Roger suggested the title for our book on Tule Lake: “America’s Worst Concentration Camp,” a project that has continued over the past seven years, encouraged and promoted by another of Tule Lake’s key advocates, Lane Hirabayashi. The chair of UCLA’s Asian American Studies Department, Hirabayashi succumbed to cancer in August 2020. He underwrote and organized multiple community programs to re-visit Tule Lake’s dissidents and to correct and address euphemistic terminology, generously creating opportunities for Roger and me to focus public and academic attention toward correcting terminology and Tule Lake’s interpretation.
The community dialogues on terminology promoted wider discussion and encouraged the NPS, the Japanese American Citizens League and the Associated Press Stylebook used by newsroom editors, to understand and accept terminology that for decades, Roger had advocated for along with other Nisei activists, including Lane’s father Jim Hirabayashi, Aiko Herzig-Yoshinaga, Mako Nakagawa, Sue Embrey and Ray Okamura.
See their papers here: nps.gov/tule/learn/education/suggestedreading.htm
In 2019, Lane organized his last program for UCLA’s Suyama Program, an event in Sacramento carried out by his successor, Karen Umemoto, to showcase Roger’s and my work on Tule Lake. An overflow crowd filled Sacramento’s Betsuin Temple to hear Roger’s lecture about Tule Lake’s dissidents. As it turned out, this was Roger’s last large engagement. He relished it and looked forward to doing more, but just a few months later, COVID-19 changed everything.

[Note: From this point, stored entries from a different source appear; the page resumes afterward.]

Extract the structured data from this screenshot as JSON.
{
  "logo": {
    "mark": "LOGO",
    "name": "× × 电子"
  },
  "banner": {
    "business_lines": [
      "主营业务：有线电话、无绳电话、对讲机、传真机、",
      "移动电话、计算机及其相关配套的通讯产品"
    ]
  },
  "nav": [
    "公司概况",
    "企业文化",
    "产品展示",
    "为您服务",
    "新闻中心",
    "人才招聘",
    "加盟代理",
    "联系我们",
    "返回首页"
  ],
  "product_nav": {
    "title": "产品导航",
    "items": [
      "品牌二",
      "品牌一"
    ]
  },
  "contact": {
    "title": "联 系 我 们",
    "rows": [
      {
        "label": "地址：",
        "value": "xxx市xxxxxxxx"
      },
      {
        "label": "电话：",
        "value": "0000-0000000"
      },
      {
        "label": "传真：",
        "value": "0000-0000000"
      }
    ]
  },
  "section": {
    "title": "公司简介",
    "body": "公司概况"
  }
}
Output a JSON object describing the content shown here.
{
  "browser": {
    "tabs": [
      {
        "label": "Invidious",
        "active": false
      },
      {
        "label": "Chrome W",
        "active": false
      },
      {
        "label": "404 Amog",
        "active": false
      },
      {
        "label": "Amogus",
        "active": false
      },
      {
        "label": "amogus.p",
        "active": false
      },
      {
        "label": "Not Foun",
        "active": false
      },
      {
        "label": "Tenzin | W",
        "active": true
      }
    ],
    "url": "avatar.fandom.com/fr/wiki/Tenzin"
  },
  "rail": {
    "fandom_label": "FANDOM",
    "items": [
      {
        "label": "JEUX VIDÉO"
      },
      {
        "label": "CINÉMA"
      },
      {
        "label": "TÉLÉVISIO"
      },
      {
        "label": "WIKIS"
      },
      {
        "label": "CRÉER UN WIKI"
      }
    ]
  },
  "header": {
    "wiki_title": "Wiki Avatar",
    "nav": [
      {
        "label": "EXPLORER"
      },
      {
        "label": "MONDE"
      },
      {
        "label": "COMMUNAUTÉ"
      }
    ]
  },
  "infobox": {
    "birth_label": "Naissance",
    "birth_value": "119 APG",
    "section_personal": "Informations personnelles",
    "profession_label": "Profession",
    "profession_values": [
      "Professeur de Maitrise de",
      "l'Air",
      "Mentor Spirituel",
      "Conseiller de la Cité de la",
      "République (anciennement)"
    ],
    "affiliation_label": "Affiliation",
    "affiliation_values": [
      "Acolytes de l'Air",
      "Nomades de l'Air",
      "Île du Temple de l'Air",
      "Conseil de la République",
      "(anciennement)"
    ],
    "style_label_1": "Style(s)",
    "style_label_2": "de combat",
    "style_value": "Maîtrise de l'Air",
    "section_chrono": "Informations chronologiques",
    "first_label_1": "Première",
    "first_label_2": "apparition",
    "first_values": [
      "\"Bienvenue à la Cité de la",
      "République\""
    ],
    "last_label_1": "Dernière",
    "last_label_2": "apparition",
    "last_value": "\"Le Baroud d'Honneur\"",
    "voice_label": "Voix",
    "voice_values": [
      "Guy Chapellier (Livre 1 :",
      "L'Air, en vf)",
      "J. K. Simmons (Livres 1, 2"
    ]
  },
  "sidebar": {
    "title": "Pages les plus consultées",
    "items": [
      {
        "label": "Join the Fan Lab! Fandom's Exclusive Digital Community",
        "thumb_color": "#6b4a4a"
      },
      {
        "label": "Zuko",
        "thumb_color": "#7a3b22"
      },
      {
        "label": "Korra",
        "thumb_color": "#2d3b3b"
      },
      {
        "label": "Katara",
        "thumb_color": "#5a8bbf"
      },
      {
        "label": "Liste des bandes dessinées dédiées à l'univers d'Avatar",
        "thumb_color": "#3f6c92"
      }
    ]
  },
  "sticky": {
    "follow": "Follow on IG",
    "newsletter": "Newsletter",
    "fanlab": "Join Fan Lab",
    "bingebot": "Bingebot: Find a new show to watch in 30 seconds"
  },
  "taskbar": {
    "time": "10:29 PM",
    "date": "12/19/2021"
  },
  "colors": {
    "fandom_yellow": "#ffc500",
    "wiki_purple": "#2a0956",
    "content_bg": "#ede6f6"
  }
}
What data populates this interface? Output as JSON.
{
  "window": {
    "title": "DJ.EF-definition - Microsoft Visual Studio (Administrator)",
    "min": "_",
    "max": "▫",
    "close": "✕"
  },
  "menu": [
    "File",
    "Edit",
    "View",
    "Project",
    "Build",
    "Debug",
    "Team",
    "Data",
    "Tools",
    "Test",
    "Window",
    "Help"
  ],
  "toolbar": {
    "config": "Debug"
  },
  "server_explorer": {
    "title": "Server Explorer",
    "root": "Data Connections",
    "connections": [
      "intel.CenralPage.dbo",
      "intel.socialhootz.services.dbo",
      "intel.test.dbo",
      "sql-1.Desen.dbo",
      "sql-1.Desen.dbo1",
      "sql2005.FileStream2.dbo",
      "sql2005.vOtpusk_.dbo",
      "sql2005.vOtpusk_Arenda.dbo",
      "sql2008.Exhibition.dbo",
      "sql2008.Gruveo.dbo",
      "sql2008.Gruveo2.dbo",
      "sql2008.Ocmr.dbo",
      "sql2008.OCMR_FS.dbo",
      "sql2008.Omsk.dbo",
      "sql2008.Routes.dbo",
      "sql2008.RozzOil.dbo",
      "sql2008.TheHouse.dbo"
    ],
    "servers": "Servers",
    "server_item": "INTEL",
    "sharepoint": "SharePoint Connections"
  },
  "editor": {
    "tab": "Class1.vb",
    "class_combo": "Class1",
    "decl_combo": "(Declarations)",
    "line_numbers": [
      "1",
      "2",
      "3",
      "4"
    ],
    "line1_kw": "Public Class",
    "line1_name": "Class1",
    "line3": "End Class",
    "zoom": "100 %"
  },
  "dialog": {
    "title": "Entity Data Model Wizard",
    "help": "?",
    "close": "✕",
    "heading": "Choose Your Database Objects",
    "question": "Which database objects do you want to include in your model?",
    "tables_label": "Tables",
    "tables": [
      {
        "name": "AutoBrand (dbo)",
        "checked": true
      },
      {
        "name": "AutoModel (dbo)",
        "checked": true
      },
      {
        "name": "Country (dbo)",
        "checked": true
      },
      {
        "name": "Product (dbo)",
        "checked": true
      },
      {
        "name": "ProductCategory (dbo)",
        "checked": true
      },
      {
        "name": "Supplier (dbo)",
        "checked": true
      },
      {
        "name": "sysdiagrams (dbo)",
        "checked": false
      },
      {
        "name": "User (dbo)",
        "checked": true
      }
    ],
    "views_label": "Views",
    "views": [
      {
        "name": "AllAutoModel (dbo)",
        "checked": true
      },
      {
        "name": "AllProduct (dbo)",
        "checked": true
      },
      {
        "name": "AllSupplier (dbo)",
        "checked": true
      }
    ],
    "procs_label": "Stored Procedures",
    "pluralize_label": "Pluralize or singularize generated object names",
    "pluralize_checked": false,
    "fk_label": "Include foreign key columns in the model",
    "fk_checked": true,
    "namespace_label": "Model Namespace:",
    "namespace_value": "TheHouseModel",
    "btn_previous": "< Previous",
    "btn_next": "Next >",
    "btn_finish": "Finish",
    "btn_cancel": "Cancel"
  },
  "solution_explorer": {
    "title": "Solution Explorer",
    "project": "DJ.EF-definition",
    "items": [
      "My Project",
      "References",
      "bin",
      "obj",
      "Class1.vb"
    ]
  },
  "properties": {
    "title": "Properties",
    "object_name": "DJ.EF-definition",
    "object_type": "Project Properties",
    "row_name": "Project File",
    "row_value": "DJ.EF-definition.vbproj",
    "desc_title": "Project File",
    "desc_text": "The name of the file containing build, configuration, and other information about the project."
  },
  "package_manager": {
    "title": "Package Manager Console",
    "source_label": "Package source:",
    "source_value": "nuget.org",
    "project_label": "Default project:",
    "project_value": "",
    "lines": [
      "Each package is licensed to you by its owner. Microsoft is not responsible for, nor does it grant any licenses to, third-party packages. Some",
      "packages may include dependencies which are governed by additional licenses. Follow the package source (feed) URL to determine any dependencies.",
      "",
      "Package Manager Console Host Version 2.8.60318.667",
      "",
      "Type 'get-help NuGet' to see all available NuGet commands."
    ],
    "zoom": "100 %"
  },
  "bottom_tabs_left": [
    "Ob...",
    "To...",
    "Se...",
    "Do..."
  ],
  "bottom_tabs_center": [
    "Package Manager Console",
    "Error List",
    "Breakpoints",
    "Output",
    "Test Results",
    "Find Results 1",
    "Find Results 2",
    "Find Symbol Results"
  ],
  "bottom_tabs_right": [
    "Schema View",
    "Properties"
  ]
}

Highlights are posted on UCLA’s Suyama website: suyamaproject.org
Roger remained the ever-questioning, sharply incisive historian to the end, recognizing errors of interpretation in Tule Lake’s propaganda-laden history and spending the last years of his life working to correct them. That willingness to revisit his lifetime of work to reconsider Tule Lake’s story was an act of rare humility and integrity, and ensures that the stories of government misconduct and of audacious, resolute Issei and Nisei who resisted unjust authority will be excavated, reinterpreted and preserved for future generations.
Rest in power, dear Roger.
Barbara Takei is a Detroit-born Sansei whose introduction to the Asian American movement in the late 1960s was Grace Lee Boggs and the Detroit Asian Political Alliance. Takei puzzled for decades over the missing stories of JA dissent against the unjust incarceration. It wasn’t until her first Tule Lake pilgrimage in 2000 that she realized peaceful protest during WWII had been erased by demonizing it as “pro-Japan disloyalty.” For the past two decades, she has served as an officer on the non-profit Tule Lake Committee (tulelake.org) and devoted herself to preserving Tule Lake as a site of JA civil rights resistance.